Oh, they don’t just hate the first amendment. They are heavily invested with branches like NSA and CIA and secret courts and stuff to get rid of the fourth amendment. They have factually killed off the sixth amendment (“right to a jury trial”) with the invention of plea deals that basically deny a fair jury trial to all but the ultra-rich, and with the invention of “secret courts” and other stuff.

They don’t believe in the separation of powers, they diddle in ex post facto law (retroactive immunity) and so on.

The Department of Justice considers the U.S. constitution a handicap and a historical curiosity rather than a goal and a standard. It routes around it whenever it can get away with it.

GuyFromV says:

Probationary Supervison

This is good for us only in the way in that it is good for the companies’ bottom line to do such for us. I’ll be giving them the Futurama Fry Eye for a bit longer. Also, remember that they should have been doing this for us in the first place. So, yeah…we’re cool man…just don’t f up anymore, dig?

David says:

Department of "Justice"

anything that makes their job harder is somehow wrong.

That’s exactly the problem.

It’s like building security removing support pillars that get in their way of protecting the building and its inhabitants from danger.
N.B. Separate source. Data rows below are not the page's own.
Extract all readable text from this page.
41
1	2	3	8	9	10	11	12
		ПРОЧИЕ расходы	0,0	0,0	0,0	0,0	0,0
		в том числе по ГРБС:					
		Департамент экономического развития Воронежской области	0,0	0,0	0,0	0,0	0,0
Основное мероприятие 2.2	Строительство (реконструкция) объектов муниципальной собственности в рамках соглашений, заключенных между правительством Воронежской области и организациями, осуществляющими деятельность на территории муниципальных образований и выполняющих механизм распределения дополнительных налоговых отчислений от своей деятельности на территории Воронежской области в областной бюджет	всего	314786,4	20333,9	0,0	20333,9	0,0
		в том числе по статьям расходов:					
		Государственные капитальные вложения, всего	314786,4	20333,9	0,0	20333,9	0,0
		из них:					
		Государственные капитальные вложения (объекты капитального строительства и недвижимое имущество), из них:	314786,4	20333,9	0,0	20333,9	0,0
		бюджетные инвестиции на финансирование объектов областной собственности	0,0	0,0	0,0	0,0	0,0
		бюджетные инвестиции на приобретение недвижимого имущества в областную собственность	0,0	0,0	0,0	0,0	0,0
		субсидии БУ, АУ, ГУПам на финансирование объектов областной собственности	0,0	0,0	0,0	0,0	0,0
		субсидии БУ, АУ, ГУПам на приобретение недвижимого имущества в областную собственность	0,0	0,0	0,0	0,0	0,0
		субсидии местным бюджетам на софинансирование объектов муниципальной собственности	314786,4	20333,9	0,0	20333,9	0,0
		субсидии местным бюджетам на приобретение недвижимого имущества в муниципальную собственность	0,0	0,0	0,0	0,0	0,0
Though at the current point of time, we are getting actually closer to “if we replace the first two floors with air, we’ll be able to evacuate the building twice as fast in case of an emergency.” and so they are wiring up all the explosives they need for making everyone safe and free.

Department of Justice. No need to outsource terrorism and treason when we can abolish the U.S. way of life, the constitution and other tenets of freedom perfectly well by relying on local expertise.

Anonymous Coward says:

?We notify users about legal demands when appropriate, unless prohibited by law or court order?

This is 100% weasel clause, and Mike knows it. Ultimately, all it means is “When it isn’t subject to gag order, and most of it is, we will somehow find it inappropriate to inform you. Have a nice day.”

Anonymous Coward says:

If you’re looking for who to thank about this turn of events, there are two places to point.

Actually, I’d say if you wanted to give credit for this turn of events, it should be given to the US government. They single-handedly created the massive worldwide demand for increased privacy and better security. Of course, it’s the exact opposite of what they wanted to happen, but that’s beside the point.

For any NSA members who might be out there, I have a memo from 2,500 years ago: “Grasp at the shadow and lose the substance”.

That One Guy (profile) says:

'But there was a wolf this time, I promise!'

I wonder if they realize that after years of crying wolf with nary a fuzzy tail in sight, no one believes them any more when they claim that people/companies doing A, or B, or C will cause massive damage to national security, and/or threaten countless lives or whatever other boogieman they bring up?

At this point they should just come out and tell the public the real reasons, namely that people exercising and defending their rights makes their jobs harder. Pathetic and contemptible as the real reasons are, such a statement would at least be honest.